Ma questa volta è diverso. Infatti, nel decidere di ripercorrere con un volume i loro trent'anni come Teatro delle Albe, Marco e Ermanna (la cui militanza per la scena è comunque più lunga, visto che iniziarono insieme nel 1977 bolognese) questa volta hanno deciso di privilegiare le loro parole, le loro riflessioni, operando una scelta fra gli scritti e le interviste prodotti in quel lungo arco temporale. Scelta drastica e non facile, dal momento che si è trattato di lavorare su di un materiale diversificato e vastissimo, che di volumi avrebbe potuto riempirne tranquillamente tre o quattro.
Dal momento che avevano deciso di non scrivere nulla di nuovo e neppure (saggiamente) di riscrivere, i due autori si sono dedicati a un complesso e originale lavoro di montaggio, che ci ha restituito un libro inedito e avvincente, percorribile e consultabile in più modi, secondo l'estro del momento e gli interessi del lettore.

In realtà siamo di fronte a una nitida architettura, piena di ricercate corrispondenze. Meglio ancora, si tratta di un polittico a sette ante, tanti sono i capitoli che lo compongono, seguendo un andamento cronologico ma non in maniera rigida: Gli albori, Africa, Stabile corsaro, Non-Scuola, Alchimia scenica, Eresie, Dall'una all'altra voce.  E naturalmente i capitoli-ante sono sette come le t del celebre “Teatro politttttttico”, il provocatorio manifesto con cui i due irruppero in un (serissimo) convegno sul teatro politico organizzato da Giuseppe Bartolucci a Narni nella primavera del 1987 (in questa raccolta figura come secondo testo).
Ai  sette capitoli-ante del polittico corrispondono altrettante postfazioni del critico Massimo Marino, “che accompagn[ano] ogni capitolo con spirito differente”, svariando “dalla memoria alla testimonianza, dal sogno alla lettera, dalla riflessione alla visione” (p. 26).
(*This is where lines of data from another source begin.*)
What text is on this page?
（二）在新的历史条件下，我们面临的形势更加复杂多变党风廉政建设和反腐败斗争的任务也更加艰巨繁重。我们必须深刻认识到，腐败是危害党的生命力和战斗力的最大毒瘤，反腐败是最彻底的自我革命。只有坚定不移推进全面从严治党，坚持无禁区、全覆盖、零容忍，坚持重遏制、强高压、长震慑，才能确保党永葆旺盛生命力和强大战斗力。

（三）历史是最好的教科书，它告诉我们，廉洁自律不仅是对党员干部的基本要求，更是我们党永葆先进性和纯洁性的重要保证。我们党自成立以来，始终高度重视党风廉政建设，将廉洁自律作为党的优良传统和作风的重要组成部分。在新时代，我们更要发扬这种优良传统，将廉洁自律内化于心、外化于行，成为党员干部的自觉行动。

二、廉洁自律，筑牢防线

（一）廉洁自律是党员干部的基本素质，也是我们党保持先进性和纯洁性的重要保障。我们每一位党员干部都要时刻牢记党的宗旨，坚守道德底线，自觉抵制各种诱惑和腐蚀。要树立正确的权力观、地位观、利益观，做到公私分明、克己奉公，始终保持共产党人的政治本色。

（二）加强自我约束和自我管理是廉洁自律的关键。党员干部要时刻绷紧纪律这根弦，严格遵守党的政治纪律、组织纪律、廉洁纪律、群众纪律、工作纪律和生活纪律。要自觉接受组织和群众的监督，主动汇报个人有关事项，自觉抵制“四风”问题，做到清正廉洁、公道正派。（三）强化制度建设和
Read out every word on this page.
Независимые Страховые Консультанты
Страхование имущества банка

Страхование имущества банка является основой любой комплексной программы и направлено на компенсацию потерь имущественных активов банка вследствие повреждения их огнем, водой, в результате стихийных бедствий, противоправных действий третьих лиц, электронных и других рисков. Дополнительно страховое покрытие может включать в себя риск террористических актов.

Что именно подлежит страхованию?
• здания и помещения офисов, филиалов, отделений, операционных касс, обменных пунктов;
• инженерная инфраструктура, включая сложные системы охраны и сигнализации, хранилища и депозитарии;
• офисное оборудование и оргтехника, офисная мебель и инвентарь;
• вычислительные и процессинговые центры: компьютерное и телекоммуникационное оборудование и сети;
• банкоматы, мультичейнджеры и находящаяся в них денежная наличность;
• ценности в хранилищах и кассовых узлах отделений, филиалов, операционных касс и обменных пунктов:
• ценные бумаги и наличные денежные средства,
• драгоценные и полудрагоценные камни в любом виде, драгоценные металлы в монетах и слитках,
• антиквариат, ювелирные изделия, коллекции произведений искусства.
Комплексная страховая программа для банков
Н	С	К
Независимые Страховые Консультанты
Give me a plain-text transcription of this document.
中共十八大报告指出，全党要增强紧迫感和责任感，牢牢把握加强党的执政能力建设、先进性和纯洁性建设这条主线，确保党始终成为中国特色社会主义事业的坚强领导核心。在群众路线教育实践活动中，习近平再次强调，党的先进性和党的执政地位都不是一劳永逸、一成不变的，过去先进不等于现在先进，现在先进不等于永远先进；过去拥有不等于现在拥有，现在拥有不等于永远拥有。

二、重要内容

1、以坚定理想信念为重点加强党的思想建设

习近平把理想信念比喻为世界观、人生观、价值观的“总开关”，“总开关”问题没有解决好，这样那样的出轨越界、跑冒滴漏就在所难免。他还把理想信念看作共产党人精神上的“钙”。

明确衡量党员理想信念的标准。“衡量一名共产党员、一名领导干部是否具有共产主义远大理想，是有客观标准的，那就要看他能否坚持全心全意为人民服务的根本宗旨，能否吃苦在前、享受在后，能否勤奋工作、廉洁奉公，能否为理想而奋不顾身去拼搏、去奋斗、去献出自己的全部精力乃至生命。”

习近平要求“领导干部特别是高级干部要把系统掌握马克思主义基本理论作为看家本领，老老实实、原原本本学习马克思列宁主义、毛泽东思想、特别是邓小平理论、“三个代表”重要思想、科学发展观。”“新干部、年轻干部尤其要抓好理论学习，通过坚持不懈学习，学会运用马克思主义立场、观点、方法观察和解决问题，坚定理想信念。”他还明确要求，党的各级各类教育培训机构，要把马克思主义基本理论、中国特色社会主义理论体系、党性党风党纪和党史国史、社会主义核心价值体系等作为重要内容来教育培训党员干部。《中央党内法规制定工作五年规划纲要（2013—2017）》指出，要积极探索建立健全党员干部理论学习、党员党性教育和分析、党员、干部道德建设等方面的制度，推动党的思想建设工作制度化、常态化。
Completano il volume la teatrografia e una preziosa appendice fotografica.

Entrare nel merito di questo libro non è certamente il compito della presente, breve nota, anche perchè significherebbe né più né meno che fare i conti con l'intero percorso teatrale delle Albe e non è cosa che si possa risolvere in poche parole.
Preferisco allora continuare a giocare il gioco del sette, condensando in altrettanti punti, progressivamente più lunghi, quella che è, per me, la lezione del Teatro delle Albe e di Ravenna Teatro di Ermanna e Marco (ma anche di Luigi e Marcella, delle Albe Nere e soprattutto della nuova generazione: Alessandro Argnani, Roberto Magnani, Michela Marangoni, Alessandro Renda, Laura Redaelli e altri ancora - perchè, come scrivono gli autori nella Premessa, “ogni nostra impresa individuale è anche impresa collettiva, e viceversa. E' il privilegio di vivere tra eguali, inter pares”).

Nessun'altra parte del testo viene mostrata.